Jefferson Papers Meteorological Records Team Visits the American Philosophical Society
On July 11, members of the Jefferson Meteorological Records team from the Papers of Thomas Jefferson editorial project at Princeton University had an opportunity to visit the American Philosophical Society in Philadelphia to meet with Bayard Miller and Cynthia Heider of the digital scholarship team of the APS library. The topic of discussion? Historic weather records, of course, and our mutual efforts to make this underutilized resource available for students, researchers, and the public. The two teams are in conversation to build complementary online digital resources based on Thomas Jefferson’s weather observation manuscripts and the unparalleled collection of American weather records at the APS.

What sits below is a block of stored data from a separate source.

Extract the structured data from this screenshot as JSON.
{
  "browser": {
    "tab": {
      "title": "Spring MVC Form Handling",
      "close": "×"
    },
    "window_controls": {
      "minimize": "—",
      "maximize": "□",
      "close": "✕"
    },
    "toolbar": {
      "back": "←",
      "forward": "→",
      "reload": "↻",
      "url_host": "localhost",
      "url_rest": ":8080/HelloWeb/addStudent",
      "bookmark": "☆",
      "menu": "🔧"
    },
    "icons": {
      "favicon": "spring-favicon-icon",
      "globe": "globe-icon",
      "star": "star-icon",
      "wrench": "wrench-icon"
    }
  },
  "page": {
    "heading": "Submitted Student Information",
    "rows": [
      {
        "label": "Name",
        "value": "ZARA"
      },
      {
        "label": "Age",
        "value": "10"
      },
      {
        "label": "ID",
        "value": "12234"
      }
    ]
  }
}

Jefferson Papers undergraduate interns Victoria Dee (Villanova University) and Lauren Kennedy (Ohio State University) and research associate Alison Dolbier examine a notebook of daily weather conditions kept by James Madison.
As a bonus, APS Head of Digital Scholarship and Technology Bayard Miller showed us a copy of the Declaration of Independence that Jefferson made for Richard Henry Lee and a printed copy of the United States Constitution with Benjamin Franklin’s marginal notes. Thanks Bayard!
Thomas Jefferson’s meteorological observation records span from 1776 to 1826 and contain more than 18,000 readings of temperature readings and notations of weather conditions, barometric pressure, air moisture, wind, and seasonal information about plants, trees, birds, and animals. The Papers of Thomas Jefferson at Princeton is teaming with the Center for Digital Editing at the University of Virginia to create a free-access digital resource from Jefferson’s weather records. The work receives support from the National Historical Publications and Records Commission. The Jefferson Papers also benefits from the support of the National Endowment for the Humanities.